GenAI is the fourth big technology shift in a generation, according to Ranveer Chandra, CTO of agri-food at Microsoft. “It can help computers understand you and help you better understand the data,” he explained during the live panel discussion.

However, generative AI models are only as good as the data they are trained on. Users may encounter hallucinations, where an AI model generates inaccurate, misleading, or nonsensical information and presents it as if it were true.

'We have to break free of the idea of 'if I’m gonna be first, I’m gonna win': INTENT CEO Randy Barker

Fragmented data sources and legacy systems are other problems. Potential biases in the data may also distort the outputs of any model trained on it, warned Elliot Grant, CEO at AI company Mineral. There is therefore a risk, he said, that the benefits of GenAI won’t be enjoyed by all, notably small-scale farmers in Africa or Asia, who arguably need the benefits the most.

“If we train our AI models on Midwestern corn and beans, it’s not going to discover regenerative ag or small holder cassava farming. We have to very intentionally train our data models to be balanced and have these more orphaned, less commercial crops in those data sets. Otherwise, we’ll be waiting for the benefits to be discovered for small holder farmers.”

But he added about GenAI: “It’s not a gimmick anymore. People are going to start to use AI in the real world in production and we have an obligation to the industry and to farmers and all the users that they can trust it. And we’ve got a bit of a gap to close before we get there.”

Pre-competitive collaboration will help

To close the gaps, the experts called for the agtech sector to come together to address a shared problem.

“I think it’s important the ag industry takes a step forward in open data and pre-competitive data sets including soil data, sets about certain biodiversity and genetics,” said Syngenta CIO and CDO Feroz Sheikh.

“It’s important we come together to create open standards which allow us to exchange data between systems and allow growers to maximize the benefits.”

Others at the World-Agri Summit agreed. Data is “a bit of a bugaboo”, said INTENT CEO Randy Barker. GenAI initiatives, he explained, will quickly require new types of data pipelines that prepare unstructured text data for querying by large language models (LLMs). Standardisation is needed too to establish common technical standards and best practices.  

IMG_5166.jpg
"This is an amazing time in technology, especially in agriculture,” said Jeremy Williams, head of digital farming at Bayer Crop Science (Chris Constantine)

“AI is learning and growing independently of our actions and we’re going to have to really hustle to understand how good or bad the data is.”

He therefore agreed there’s a need for open datasets to spur innovation.
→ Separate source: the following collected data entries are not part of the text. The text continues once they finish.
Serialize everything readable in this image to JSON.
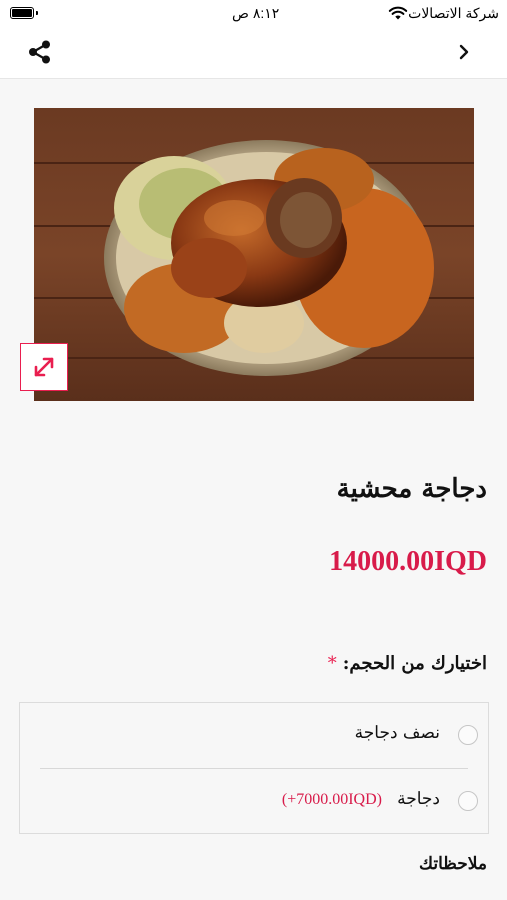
{
  "status_bar": {
    "carrier": "شركة الاتصالات",
    "time": "٨:١٢ ص"
  },
  "nav": {
    "back_icon": "chevron-right-icon",
    "share_icon": "share-icon"
  },
  "product": {
    "title": "دجاجة محشية",
    "price": "14000.00IQD",
    "expand_icon": "expand-icon"
  },
  "size_option": {
    "label": "اختيارك من الحجم:",
    "required_mark": "*",
    "choices": [
      {
        "label": "نصف دجاجة",
        "extra_price": ""
      },
      {
        "label": "دجاجة",
        "extra_price": "(+7000.00IQD)"
      }
    ]
  },
  "notes": {
    "label": "ملاحظاتك"
  },
  "colors": {
    "accent": "#d81b4a",
    "background": "#f7f7f7"
  }
}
Business models will need to be reimaged, he said, suggesting, “we have to break free of the idea of 'if I’m gonna be first, I’m gonna win'.”

Yes, collaboration is going to be key. But gaining access to field data in a standardised way is difficult and costly.

Representative bodies can and are playing a role. Ron Baruchi, president and CEO of Agmatix, for example, revealed the company has teamed up with the International Fertilizers Association to collect more than 5,000 data sets that are fully open for “everyone to download, share and develop their own AI models around”.

Data silos must be broken down to promote innovation

It is crucial that the industry take on the problem of data silos – or isolated stores of data that cannot be not easily accessed or shared across an organization – added Bhandari.

But doing so presents both a challenge and a golden opportunity to reimagine current business models, he said. That’s because data siloing is a barrier blocking organisations from meeting digital transformation targets. But GenAI itself can help organisations optimise their data infrastructure.

For generative AI to bring real impact and foster partnerships that foster value faster, companies must therefore “transcend the boundaries of their enterprise and look at collaboration,” he told us. Data silos pose a challenge to that. But GenAI is going to change the definition of competition going forward, he predicts. Once, companies specialised in, say, seeds or fertiliser. Now they will have to move from specialisation to create "partnerships building unified data sets.”